Monday, 30 April 2007

La vie en rose

Lunes del puente del Día de Trabajo y yo currando. Somos 10 personas en la oficina, hace frío, tengo cero ganas de trabajar, mucho sueño y pensar que mañana es fiesta no me anima demasiado, la verdad.

Ayer nos acostamos demasiado tarde para mí, que necesito dormir 9 horas para estar bien al día siguiente, y demasiado pronto para S, que con 6 horas de sueño está como una rosa. Como él estava més despert que un gall, se puso a leer hasta que le diera el sueño y yo hice lo mismo, sabiendo a que mí nunca me daría el sueño leyendo, de hecho nada más lejos de la realidad, sabía que me desvelaría y no podría apagar la luz hasta que hubiera terminado el libro. Y eso fue lo que pasó, así que hoy estoy que me caigo por los rincones.

La lectura es una de mis grandes obsesiones, en petit comité admitiría que incluso por delante de los zapatos. Soy una bulímica de los libros. Cuando estaba en el colegio o en el instituto mi madre tenía que esconderme los libros en época de exámenes porque no podía dejarlos, había llegado a levantarme de madrugada para estudiar, ver que tenía un libro nuevo y dejar la carpeta de los apuntes en el más profundo de los olvidos para devorar aquel tesoro que tenía entre mis manos.

Tengo cientos de libros y todos ellos los he leído, como mínimo, un par de veces de forma completa y, los que más me han gustado, los releo por mis partes favoritas un par de veces más disfrutando cada una de las palabras que están en ellos. Me voy de vacaciones con un mínimo de 5 libros en la maleta sabiendo que no me durarán más de 2 semanas. Compro los libros “a peso” porque sé que una novela de 200 páginas encuadernada en tapa dura me va a durar los mismo que una encuadernada en rústica y, al ritmo que leo, pagar a 10€ la hora de diversión me parece excesivo. Es enfermizo, I know.

He leído de todos los géneros y estilos, desde El Quijote a Paulo Coelho pasando por Arturo Pérez Reverte, Vargas Llosa, Martín Gaite, Dan Brown, Marian Keyes o Danielle Steel. Ésta última es como la margarina, me encanta y me avergüenzo de ella, sus libros a pesar de que sé que son literatura facilona sin ningún mensaje ni profundidad, me permiten olvidar los problemas, me generan adicción y son mis perfectos compañeros de viaje. Entre las compras de cosas que necesitábamos para nuestro viaje de novios había cosas tan necesarias como Relec, para los mosquitos africanos asesinos, protección solar para que mi piel transparente no se cayera a trozos en medio de Masai Mara, decenas de carretes de fotos, medicamentos varios, que mai se sap, y unos diez libros de Daniell Steel.
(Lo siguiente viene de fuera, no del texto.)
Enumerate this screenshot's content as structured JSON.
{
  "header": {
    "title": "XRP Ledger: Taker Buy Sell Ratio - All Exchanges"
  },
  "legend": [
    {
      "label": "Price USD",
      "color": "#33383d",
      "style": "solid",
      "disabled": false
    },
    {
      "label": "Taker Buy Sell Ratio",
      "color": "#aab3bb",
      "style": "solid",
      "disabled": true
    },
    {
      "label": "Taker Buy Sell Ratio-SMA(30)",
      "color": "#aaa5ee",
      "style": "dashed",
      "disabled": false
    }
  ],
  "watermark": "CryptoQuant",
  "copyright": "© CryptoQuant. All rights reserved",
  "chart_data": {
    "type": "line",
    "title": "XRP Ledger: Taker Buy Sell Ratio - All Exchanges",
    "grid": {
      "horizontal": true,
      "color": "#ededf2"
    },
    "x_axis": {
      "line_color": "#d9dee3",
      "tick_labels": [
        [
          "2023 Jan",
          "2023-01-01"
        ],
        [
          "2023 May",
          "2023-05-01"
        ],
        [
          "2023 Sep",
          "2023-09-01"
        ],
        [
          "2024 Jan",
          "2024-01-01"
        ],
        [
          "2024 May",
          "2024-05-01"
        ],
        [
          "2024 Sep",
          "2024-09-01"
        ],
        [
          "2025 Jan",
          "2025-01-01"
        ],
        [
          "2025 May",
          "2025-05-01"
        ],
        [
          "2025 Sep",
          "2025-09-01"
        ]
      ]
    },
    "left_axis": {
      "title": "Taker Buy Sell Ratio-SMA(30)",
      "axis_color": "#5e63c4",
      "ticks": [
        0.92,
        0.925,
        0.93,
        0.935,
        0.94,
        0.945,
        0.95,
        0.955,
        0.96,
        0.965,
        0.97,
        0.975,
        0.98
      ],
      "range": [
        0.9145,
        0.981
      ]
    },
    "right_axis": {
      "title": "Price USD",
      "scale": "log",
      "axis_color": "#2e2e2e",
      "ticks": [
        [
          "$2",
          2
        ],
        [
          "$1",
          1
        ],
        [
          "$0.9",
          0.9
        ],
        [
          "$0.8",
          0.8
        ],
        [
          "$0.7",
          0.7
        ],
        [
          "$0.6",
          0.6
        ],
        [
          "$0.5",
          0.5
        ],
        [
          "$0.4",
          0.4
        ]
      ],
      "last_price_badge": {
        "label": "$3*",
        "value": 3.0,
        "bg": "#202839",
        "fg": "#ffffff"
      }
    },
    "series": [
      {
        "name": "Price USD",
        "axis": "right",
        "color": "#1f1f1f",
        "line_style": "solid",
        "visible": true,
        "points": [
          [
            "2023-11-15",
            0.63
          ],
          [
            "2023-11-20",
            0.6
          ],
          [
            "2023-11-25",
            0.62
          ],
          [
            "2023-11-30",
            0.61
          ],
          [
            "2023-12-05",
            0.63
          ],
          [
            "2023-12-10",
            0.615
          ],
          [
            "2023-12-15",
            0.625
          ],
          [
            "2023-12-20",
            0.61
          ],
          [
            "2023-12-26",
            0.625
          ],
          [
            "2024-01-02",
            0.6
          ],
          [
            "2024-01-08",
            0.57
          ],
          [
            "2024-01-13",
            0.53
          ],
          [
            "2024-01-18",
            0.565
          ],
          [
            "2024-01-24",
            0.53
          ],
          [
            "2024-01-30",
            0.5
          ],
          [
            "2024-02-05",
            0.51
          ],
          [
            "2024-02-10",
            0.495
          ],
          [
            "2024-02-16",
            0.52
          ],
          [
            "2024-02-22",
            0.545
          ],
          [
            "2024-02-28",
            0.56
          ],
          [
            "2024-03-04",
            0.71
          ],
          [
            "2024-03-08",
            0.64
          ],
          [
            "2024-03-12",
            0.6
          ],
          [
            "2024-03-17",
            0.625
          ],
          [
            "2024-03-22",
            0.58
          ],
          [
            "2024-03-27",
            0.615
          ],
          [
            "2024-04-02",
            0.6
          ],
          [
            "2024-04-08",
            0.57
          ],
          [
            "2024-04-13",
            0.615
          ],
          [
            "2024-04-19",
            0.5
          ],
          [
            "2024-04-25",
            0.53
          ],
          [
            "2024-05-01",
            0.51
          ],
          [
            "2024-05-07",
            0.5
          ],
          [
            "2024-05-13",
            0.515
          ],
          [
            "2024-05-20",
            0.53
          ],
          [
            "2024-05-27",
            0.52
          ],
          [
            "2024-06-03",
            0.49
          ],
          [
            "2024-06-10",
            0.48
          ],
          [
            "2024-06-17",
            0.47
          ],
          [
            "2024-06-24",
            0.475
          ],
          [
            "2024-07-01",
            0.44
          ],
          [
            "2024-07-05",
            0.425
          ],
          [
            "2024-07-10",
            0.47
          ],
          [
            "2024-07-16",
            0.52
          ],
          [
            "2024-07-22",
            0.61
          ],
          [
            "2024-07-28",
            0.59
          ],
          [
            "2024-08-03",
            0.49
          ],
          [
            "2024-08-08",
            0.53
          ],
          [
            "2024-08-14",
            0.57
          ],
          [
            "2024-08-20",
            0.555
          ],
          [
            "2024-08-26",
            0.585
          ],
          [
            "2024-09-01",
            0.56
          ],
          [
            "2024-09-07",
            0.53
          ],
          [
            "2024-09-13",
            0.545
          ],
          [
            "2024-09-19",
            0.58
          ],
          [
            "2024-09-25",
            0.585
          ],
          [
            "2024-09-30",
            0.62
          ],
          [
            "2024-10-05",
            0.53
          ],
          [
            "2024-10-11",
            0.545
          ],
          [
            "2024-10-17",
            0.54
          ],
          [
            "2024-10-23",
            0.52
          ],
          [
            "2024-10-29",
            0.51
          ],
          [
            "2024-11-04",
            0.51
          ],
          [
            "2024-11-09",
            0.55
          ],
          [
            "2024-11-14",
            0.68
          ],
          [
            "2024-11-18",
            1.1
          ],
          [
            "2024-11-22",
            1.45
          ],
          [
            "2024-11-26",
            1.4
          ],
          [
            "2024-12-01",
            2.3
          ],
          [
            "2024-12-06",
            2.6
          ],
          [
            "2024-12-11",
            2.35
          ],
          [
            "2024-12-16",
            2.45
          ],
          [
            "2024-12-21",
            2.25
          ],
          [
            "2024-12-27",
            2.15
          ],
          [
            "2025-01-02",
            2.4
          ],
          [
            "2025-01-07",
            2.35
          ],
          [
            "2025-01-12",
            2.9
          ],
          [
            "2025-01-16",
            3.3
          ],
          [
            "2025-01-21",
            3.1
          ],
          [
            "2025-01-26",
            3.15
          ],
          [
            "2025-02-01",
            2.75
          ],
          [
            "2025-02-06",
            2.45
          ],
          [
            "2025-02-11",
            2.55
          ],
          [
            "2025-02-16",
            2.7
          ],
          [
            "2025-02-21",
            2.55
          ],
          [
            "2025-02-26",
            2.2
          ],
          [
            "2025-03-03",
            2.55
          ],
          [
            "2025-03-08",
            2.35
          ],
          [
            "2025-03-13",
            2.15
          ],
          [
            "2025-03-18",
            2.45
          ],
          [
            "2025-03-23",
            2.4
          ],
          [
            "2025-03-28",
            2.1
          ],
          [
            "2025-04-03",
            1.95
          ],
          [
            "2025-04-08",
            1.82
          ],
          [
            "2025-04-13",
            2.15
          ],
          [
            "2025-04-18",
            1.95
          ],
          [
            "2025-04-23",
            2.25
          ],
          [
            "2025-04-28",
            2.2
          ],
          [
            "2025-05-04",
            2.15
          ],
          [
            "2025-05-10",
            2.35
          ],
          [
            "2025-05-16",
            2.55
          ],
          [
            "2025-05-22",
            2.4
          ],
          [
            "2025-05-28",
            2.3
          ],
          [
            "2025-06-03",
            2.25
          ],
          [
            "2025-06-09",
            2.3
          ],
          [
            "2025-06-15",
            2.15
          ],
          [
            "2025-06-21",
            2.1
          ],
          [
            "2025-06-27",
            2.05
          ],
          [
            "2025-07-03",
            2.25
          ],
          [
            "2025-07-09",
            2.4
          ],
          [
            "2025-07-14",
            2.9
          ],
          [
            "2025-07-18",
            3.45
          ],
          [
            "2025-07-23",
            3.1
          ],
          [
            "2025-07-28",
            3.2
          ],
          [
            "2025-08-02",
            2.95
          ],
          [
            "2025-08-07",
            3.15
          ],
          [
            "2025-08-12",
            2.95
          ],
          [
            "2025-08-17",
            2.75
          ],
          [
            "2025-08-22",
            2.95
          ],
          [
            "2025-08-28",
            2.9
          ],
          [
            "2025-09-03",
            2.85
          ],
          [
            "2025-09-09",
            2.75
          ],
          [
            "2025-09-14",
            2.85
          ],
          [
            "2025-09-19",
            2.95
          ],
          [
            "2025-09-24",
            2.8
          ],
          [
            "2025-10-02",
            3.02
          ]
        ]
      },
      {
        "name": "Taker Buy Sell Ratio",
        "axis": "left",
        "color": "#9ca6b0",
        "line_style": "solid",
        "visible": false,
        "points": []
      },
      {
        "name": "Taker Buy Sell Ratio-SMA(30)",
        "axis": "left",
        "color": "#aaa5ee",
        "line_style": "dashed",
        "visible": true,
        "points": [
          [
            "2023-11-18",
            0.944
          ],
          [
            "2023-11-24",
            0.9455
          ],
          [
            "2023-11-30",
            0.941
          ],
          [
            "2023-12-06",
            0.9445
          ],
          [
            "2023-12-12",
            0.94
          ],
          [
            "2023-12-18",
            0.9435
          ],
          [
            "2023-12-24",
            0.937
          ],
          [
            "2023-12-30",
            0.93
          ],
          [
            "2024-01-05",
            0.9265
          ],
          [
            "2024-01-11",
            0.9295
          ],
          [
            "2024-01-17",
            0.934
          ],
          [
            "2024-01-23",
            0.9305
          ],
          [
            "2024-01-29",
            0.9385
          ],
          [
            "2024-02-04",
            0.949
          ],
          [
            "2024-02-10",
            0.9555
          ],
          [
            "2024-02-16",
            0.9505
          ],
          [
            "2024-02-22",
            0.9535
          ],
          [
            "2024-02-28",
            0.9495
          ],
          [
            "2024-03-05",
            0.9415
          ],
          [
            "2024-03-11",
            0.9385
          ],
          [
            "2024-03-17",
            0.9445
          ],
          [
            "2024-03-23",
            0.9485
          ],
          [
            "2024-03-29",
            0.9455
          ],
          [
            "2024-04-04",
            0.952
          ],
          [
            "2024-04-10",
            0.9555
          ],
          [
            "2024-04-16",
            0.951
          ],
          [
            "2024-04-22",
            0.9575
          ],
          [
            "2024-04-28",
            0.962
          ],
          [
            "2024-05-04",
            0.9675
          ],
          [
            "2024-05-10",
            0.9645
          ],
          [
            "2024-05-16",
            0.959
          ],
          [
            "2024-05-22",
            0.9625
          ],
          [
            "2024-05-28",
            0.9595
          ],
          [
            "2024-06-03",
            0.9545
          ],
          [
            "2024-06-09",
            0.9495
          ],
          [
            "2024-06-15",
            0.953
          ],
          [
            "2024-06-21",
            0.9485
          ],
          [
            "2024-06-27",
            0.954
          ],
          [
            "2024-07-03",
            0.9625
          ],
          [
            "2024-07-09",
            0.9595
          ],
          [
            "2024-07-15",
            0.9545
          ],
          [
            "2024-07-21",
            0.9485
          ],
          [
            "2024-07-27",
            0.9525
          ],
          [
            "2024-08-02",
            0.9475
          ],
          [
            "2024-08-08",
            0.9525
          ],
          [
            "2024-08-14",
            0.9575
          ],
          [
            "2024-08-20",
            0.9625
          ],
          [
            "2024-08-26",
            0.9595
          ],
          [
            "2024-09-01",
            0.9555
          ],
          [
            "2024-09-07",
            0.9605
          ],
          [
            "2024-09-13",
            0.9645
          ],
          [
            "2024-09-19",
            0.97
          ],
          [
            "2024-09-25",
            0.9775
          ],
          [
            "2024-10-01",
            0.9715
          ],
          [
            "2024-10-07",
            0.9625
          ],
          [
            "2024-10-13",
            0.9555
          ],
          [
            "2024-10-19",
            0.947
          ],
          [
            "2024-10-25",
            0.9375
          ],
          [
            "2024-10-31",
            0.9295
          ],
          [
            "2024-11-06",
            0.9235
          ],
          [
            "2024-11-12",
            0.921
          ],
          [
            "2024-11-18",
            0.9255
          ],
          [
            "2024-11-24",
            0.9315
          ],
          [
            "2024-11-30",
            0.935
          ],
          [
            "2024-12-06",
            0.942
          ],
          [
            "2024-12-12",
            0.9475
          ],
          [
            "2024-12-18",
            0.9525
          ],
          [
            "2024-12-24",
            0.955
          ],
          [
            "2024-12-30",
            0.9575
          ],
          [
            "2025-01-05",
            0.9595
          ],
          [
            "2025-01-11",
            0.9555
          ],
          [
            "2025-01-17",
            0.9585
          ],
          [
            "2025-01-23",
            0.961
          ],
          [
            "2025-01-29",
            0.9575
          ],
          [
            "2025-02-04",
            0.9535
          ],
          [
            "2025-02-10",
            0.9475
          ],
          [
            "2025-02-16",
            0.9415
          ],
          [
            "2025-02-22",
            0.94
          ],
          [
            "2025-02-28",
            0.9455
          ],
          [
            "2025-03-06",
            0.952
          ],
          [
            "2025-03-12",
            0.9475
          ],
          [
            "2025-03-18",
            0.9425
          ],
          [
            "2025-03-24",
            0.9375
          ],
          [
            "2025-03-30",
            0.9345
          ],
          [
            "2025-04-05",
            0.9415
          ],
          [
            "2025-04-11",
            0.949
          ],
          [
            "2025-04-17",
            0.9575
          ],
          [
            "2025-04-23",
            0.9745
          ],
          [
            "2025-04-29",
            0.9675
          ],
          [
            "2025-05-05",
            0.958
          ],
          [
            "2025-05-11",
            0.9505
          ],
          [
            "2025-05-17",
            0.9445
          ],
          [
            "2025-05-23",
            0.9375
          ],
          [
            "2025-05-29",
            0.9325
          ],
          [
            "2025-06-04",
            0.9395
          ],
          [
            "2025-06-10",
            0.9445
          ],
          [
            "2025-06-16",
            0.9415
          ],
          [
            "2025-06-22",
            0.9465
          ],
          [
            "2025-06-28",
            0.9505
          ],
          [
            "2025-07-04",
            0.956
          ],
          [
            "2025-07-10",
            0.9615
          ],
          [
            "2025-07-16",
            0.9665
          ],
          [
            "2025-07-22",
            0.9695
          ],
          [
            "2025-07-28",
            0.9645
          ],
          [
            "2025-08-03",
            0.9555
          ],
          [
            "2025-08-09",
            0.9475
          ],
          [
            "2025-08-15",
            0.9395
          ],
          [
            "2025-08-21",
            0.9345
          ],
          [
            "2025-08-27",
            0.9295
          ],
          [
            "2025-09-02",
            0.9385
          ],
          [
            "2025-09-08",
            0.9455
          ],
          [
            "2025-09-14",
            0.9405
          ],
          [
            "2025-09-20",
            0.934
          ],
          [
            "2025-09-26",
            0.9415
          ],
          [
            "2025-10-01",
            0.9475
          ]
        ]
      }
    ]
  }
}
Estuvieron meses en casa sin que los tocara, esperando el momento de subirme al avión con destino a Nairobi y empezar mi particular orgía de amores imposibles. Me duraron 10 días, nos acompañaron a Mauricio, igual que la ropa usada en el safari, pero yo ya los había absorbido, sólo les quedaba volver a casa y esperar en las estanterías de la biblioteca a que volviera a tirar de ellos, pero ya lo he dicho, son mis perfectos compañeros de viaje y a ellos no les importó que los dejara en The Residence porque tenía overbooking en las maletas y los pasajeros de primera, como los saris de seda y las figuras de ébano, tenían preferencia de embarque. Se quedaron en un armario del hotel entre libros en otros idiomas esperando a que algún día llegara otra huésped como yo, que hubiera agotado sus reservas de lectura en la primera parte de su viaje y a la que no le importara bajar a desayunar con un libro de Danielle Steel entre las manos ni untarse una tostada con margarina.

4 comments:

Raül said...

Dioooox, Danielle Steel xD

La obsesión por los libros la compartimos ;)

Anonymous said...

DS da un poquito de vergüenza, verdad? XD

Motenai said...

Vergüenza ninguna!

Gemma said...

A lo largo del diluvioso día de hoy esperamos entrada sobre la entrevista. Imprescindible publicar, además, el día y la hora de emisión.